Despite the hodgepodge reimbursement process, hospital at home is growing. Some hospital systems are seeing more than 10% of patients being cared for in a home hospital versus a facility. And those numbers are projected to climb to 15% or 20% in certain states. “We are committed to home hospitals having an impact on the health system as a whole,” Shulman says. “I think getting to that 20% threshold is going to be really important over the coming years.”

To find out whether you qualify for a hospital-at-home program, start with your insurance company. Despite the fact that the bill that allowed for the extension of the Medicare waivers was bipartisan in its introduction and passage, Shulman encourages voters to find out which candidates support hospital at home and which do not, and then make themselves heard at the polls. “It is going to be important as we hit 2024 to ensure this access is locked in for as many people as possible,” she says. “I want everyone in my family to be able to receive hospital care in the home, should they require hospitalization. And I want that for everyone. This care is better. It’s safer. I want to see this spread far and wide, and for as many people as possible.”

Cheryl Dellecese is a senior editor at Smith.

Photographs by Jessica Scranton

Pippa Shulman ’96 on Her College Days

A busy Smithie

“I lived in Gillett House and was a bio major.

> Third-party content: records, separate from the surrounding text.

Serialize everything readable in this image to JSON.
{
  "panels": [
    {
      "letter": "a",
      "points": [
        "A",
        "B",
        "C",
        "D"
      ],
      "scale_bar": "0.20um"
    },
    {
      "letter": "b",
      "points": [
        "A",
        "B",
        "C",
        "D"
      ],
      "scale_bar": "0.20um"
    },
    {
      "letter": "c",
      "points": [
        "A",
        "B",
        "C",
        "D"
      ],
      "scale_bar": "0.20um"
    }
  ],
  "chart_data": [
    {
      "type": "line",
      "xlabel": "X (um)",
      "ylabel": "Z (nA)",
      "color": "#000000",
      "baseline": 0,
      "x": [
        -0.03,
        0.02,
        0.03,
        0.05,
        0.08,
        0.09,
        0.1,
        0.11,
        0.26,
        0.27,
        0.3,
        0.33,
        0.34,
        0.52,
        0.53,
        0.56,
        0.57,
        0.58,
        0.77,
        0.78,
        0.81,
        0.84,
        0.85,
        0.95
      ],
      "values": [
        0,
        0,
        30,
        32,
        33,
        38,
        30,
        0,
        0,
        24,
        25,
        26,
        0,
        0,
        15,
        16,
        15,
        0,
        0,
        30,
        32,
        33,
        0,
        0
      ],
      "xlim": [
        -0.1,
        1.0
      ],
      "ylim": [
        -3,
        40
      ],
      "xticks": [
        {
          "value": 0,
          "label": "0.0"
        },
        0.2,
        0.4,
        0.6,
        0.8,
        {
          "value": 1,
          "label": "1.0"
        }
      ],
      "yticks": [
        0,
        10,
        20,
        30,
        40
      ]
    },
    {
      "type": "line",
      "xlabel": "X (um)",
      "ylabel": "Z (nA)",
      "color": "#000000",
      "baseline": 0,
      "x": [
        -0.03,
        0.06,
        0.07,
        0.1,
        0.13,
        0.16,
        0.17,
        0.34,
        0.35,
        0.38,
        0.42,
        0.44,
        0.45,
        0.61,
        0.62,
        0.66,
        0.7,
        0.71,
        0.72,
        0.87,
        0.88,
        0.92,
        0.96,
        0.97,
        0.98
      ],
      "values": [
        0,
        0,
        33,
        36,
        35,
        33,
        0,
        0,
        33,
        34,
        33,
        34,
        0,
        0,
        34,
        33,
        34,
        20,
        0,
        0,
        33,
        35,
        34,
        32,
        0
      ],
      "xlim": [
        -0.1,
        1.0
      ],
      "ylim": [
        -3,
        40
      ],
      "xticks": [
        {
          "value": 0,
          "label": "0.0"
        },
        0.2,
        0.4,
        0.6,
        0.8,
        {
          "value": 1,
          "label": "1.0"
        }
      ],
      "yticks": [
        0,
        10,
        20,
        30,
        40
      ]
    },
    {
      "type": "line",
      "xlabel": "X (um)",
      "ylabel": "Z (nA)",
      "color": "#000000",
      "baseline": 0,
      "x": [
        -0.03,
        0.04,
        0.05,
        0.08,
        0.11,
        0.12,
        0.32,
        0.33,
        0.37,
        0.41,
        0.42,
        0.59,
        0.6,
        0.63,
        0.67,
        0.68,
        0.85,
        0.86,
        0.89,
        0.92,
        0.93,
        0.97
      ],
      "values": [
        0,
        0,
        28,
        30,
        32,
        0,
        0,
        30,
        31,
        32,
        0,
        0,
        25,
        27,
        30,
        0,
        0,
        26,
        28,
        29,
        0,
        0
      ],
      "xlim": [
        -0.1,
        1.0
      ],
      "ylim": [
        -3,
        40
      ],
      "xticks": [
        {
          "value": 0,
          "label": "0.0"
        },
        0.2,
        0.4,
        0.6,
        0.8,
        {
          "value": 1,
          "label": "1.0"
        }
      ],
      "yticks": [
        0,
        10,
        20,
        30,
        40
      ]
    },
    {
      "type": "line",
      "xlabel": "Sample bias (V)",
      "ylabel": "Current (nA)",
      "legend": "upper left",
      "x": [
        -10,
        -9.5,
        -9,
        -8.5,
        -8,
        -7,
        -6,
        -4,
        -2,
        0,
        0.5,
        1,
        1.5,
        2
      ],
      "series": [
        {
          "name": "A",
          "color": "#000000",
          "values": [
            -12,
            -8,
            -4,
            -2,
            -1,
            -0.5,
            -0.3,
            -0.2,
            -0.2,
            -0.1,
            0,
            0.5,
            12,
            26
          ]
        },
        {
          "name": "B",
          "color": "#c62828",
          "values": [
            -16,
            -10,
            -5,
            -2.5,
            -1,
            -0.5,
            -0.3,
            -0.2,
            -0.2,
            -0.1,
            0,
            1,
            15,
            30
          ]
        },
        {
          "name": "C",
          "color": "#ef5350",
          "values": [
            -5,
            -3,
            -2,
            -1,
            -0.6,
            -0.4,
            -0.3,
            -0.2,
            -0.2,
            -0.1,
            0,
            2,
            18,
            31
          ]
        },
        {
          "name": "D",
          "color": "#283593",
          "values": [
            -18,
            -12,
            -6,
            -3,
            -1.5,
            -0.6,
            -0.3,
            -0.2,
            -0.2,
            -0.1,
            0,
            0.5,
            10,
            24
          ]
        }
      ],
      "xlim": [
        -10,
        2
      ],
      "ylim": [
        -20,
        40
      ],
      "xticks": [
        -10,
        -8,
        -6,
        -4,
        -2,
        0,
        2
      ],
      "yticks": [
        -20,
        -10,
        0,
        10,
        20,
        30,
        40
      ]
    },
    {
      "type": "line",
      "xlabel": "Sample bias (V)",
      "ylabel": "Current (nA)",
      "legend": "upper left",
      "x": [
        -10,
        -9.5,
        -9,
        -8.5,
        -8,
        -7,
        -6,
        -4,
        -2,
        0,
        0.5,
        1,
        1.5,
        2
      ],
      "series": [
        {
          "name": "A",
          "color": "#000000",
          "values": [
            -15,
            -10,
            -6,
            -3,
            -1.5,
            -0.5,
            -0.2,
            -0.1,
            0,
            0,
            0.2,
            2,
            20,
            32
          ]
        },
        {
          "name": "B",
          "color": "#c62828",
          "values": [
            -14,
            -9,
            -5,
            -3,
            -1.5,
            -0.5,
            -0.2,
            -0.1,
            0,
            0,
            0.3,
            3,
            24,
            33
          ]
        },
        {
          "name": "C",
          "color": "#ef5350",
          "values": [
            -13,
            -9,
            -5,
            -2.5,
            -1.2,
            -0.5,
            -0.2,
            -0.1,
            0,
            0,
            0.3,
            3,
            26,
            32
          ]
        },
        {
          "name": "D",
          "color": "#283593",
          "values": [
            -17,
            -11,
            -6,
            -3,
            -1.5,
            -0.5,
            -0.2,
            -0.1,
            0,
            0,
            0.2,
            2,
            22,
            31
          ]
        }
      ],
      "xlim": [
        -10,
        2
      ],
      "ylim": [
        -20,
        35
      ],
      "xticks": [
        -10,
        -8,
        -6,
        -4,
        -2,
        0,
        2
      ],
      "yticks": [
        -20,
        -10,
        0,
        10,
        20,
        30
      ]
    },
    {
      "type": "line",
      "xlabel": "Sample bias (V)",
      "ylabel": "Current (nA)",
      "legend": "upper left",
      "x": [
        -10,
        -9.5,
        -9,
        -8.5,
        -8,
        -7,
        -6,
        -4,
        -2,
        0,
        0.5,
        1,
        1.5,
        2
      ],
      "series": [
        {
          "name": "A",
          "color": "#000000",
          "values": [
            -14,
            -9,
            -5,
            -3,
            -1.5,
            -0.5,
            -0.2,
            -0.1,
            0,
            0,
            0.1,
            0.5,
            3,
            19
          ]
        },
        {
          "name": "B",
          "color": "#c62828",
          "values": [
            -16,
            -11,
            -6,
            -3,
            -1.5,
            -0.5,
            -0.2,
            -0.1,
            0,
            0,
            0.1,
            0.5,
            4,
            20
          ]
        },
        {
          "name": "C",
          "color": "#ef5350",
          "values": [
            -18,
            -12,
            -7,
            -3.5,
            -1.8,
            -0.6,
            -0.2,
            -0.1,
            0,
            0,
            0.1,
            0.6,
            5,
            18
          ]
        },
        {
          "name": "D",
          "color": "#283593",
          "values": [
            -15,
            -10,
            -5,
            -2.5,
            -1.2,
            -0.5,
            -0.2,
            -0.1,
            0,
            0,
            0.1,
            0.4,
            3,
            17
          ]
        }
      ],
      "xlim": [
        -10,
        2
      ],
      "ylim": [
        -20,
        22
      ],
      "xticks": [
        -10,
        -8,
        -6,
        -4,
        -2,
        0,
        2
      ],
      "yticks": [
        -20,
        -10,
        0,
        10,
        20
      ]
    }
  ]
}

I raced with the Smith College ski team and was captain in my senior year. I also played a couple of years of lacrosse and field hockey. I was involved in Hillel, serving as president, and I was the Gillett president and served on the Student Government Association cabinet as president of house presidents.”

Favorite memories

“Walking over the bridge to practice, the swing overlooking the pond, the blooming daffodils on the hill behind Neilson [Library] that were such a perfect sign of spring. My favorite campus event was Celebration of Sisterhood, which started my first year after a homophobic incident and turned into this wonderful, joyous party on the quad.”

Life lessons learned

“Women’s lives and career paths are not linear. Your journey will take you many places. Remember that you are not off track; you are following your own journey. The Smith network will always be there to support and guide you.”